The Sequential action of MIDA9/PP2C.D1, PP2C.D2, and PP2C.D5 is necessary to form and maintain the hook after germination in the dark


Rovira, Arnau; Sentandreu, Maria; Nagatani, Akira; Leivar, Pablo; Monte, Elena


During seedling etiolation after germination in the dark, seedlings have closed cotyledons and form an apical hook to protect the meristem as they break through the soil to reach the surface. Once in contact with light, the hook opens and cotyledons are oriented upward and separate. Hook development in the dark after seedling emergence from the seed follows three distinctly timed and sequential phases: formation, maintenance, and eventual opening. We previously identified MISREGULATED IN DARK9 (MIDA9) as a phytochrome interacting factor (PIF)-repressed gene in the dark necessary for hook development during etiolated growth.

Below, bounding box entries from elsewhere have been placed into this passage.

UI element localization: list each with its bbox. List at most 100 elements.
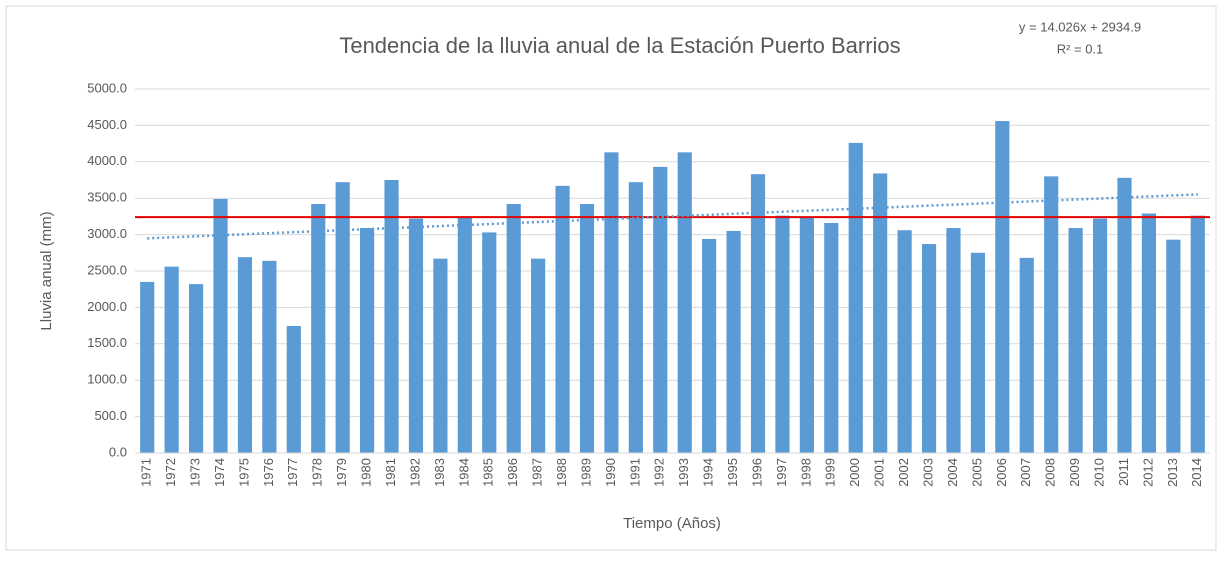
bar — [482, 232, 497, 453]
bar — [506, 204, 521, 453]
x-tick-label: 1973 — [188, 458, 203, 487]
x-tick-label: 2004 — [945, 458, 960, 487]
bar — [140, 281, 155, 453]
x-tick-label: 2001 — [872, 458, 887, 487]
bar — [897, 230, 912, 453]
bar — [433, 258, 448, 453]
x-tick-label: 2000 — [847, 458, 862, 487]
bar — [653, 166, 668, 453]
x-tick-label: 2013 — [1165, 458, 1180, 487]
x-tick-label: 2009 — [1067, 458, 1082, 487]
y-tick-label: 5000.0 — [87, 80, 127, 95]
bar — [408, 218, 424, 453]
bar — [384, 180, 399, 453]
x-tick-label: 1979 — [334, 458, 349, 487]
x-tick-label: 1985 — [481, 458, 496, 487]
bar — [628, 182, 643, 453]
x-tick-label: 1993 — [676, 458, 691, 487]
x-tick-label: 1999 — [823, 458, 838, 487]
bar — [702, 238, 717, 453]
x-tick-label: 1986 — [505, 458, 520, 487]
x-tick-label: 1992 — [652, 458, 667, 487]
bar — [213, 198, 228, 453]
y-tick-label: 4500.0 — [87, 117, 127, 132]
bar — [1092, 218, 1108, 453]
x-tick-label: 1982 — [407, 458, 422, 487]
x-tick-label: 1994 — [701, 458, 716, 487]
bar — [750, 174, 766, 453]
bar — [555, 185, 570, 453]
bar — [1068, 228, 1083, 453]
x-axis-label: Tiempo (Años) — [623, 515, 721, 532]
x-tick-label: 2007 — [1018, 458, 1033, 487]
bar — [237, 257, 253, 453]
bar — [286, 325, 301, 453]
bar — [873, 173, 888, 453]
bar — [457, 216, 472, 453]
bar — [970, 252, 985, 453]
x-tick-label: 1990 — [603, 458, 618, 487]
x-tick-label: 2002 — [896, 458, 911, 487]
bar — [921, 244, 937, 453]
bar — [335, 182, 350, 453]
x-tick-label: 1997 — [774, 458, 789, 487]
x-tick-label: 1971 — [139, 458, 154, 487]
bar — [1190, 215, 1205, 453]
x-tick-label: 1998 — [798, 458, 813, 487]
x-tick-label: 1989 — [578, 458, 593, 487]
bar — [726, 230, 741, 453]
x-tick-label: 1991 — [627, 458, 642, 487]
bar — [531, 258, 546, 453]
x-tick-label: 1995 — [725, 458, 740, 487]
x-tick-label: 2010 — [1091, 458, 1106, 487]
bar — [604, 152, 619, 453]
bar — [1141, 213, 1157, 453]
x-tick-label: 1981 — [383, 458, 398, 487]
y-axis-label: Lluvia anual (mm) — [38, 211, 55, 330]
y-tick-label: 500.0 — [94, 408, 127, 423]
y-tick-label: 0.0 — [109, 444, 127, 459]
bar — [848, 142, 863, 453]
bar — [1044, 176, 1059, 454]
x-tick-label: 1978 — [310, 458, 325, 487]
bar — [579, 204, 595, 453]
y-tick-label: 2500.0 — [87, 262, 127, 277]
bar — [1117, 177, 1132, 454]
bar — [164, 266, 179, 453]
x-tick-label: 1984 — [456, 458, 471, 487]
y-tick-label: 4000.0 — [87, 153, 127, 168]
bar — [1019, 257, 1034, 453]
bar — [995, 121, 1010, 454]
trend-r2: R² = 0.1 — [1057, 41, 1104, 56]
y-tick-label: 3000.0 — [87, 226, 127, 241]
bar — [677, 152, 692, 453]
x-tick-label: 1987 — [530, 458, 545, 487]
bar — [188, 284, 204, 453]
bar — [360, 228, 375, 453]
x-tick-label: 1988 — [554, 458, 569, 487]
bar — [946, 228, 961, 453]
x-tick-label: 2014 — [1189, 458, 1204, 487]
x-tick-label: 2011 — [1116, 458, 1131, 486]
y-tick-label: 1500.0 — [87, 335, 127, 350]
x-tick-label: 1972 — [163, 458, 178, 487]
x-tick-label: 1975 — [236, 458, 251, 487]
bar — [775, 215, 790, 453]
bar — [799, 217, 814, 453]
x-tick-label: 1976 — [261, 458, 276, 487]
bar — [824, 222, 839, 453]
x-tick-label: 2008 — [1043, 458, 1058, 487]
trend-line — [147, 193, 1198, 240]
y-tick-label: 3500.0 — [87, 190, 127, 205]
y-tick-label: 1000.0 — [87, 372, 127, 387]
chart-title: Tendencia de la lluvia anual de la Estac… — [339, 33, 900, 58]
x-tick-label: 1977 — [285, 458, 300, 487]
bar — [1166, 239, 1181, 453]
bar — [262, 260, 277, 453]
y-tick-label: 2000.0 — [87, 299, 127, 314]
x-tick-label: 1983 — [432, 458, 447, 487]
x-tick-label: 2005 — [969, 458, 984, 487]
x-tick-label: 1996 — [749, 458, 764, 487]
x-tick-label: 1980 — [359, 458, 374, 487]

MIDA9 encodes the type 2C phosphatase PP2C.D1, and pp2c-d1/mida9 mutants exhibit open hooks in the dark. Recent evidence has described that PP2C.D1 and other PP2C.D members negatively regulate SMALL AUXIN UP RNA (SAUR)-mediated cell elongation. However, the fundamental question of the timing of PP2C.D1 action (and possibly other members of the PP2C.D family) during hook development remains to be addressed. Here, we show that PP2C.D1 is required immediately after germination to form the hook. pp2c.d1/mida9 shows reduced cell expansion in the outer layer of the hook and, therefore, does not establish the differential cell growth necessary for hook formation, indicating that PP2C.D1 is necessary to promote cell elongation during this early stage. Additionally, genetic analyses of single and high order mutants in PP2C.D1, PP2C.D2, and PP2C.D5 demonstrate that the three PP2C.Ds act collectively and sequentially during etiolation: whereas PP2C.D1 dominates hook formation, PP2C.D2 is necessary during the maintenance phase, and PP2C.D5 acts to prevent opening during the third phase together with PP2C.D1 and PP2C.D2. Finally, we uncover a possible connection of PP2C.D1 levels with ethylene physiology, which could help optimize hook formation during post-germinative growth in the dark.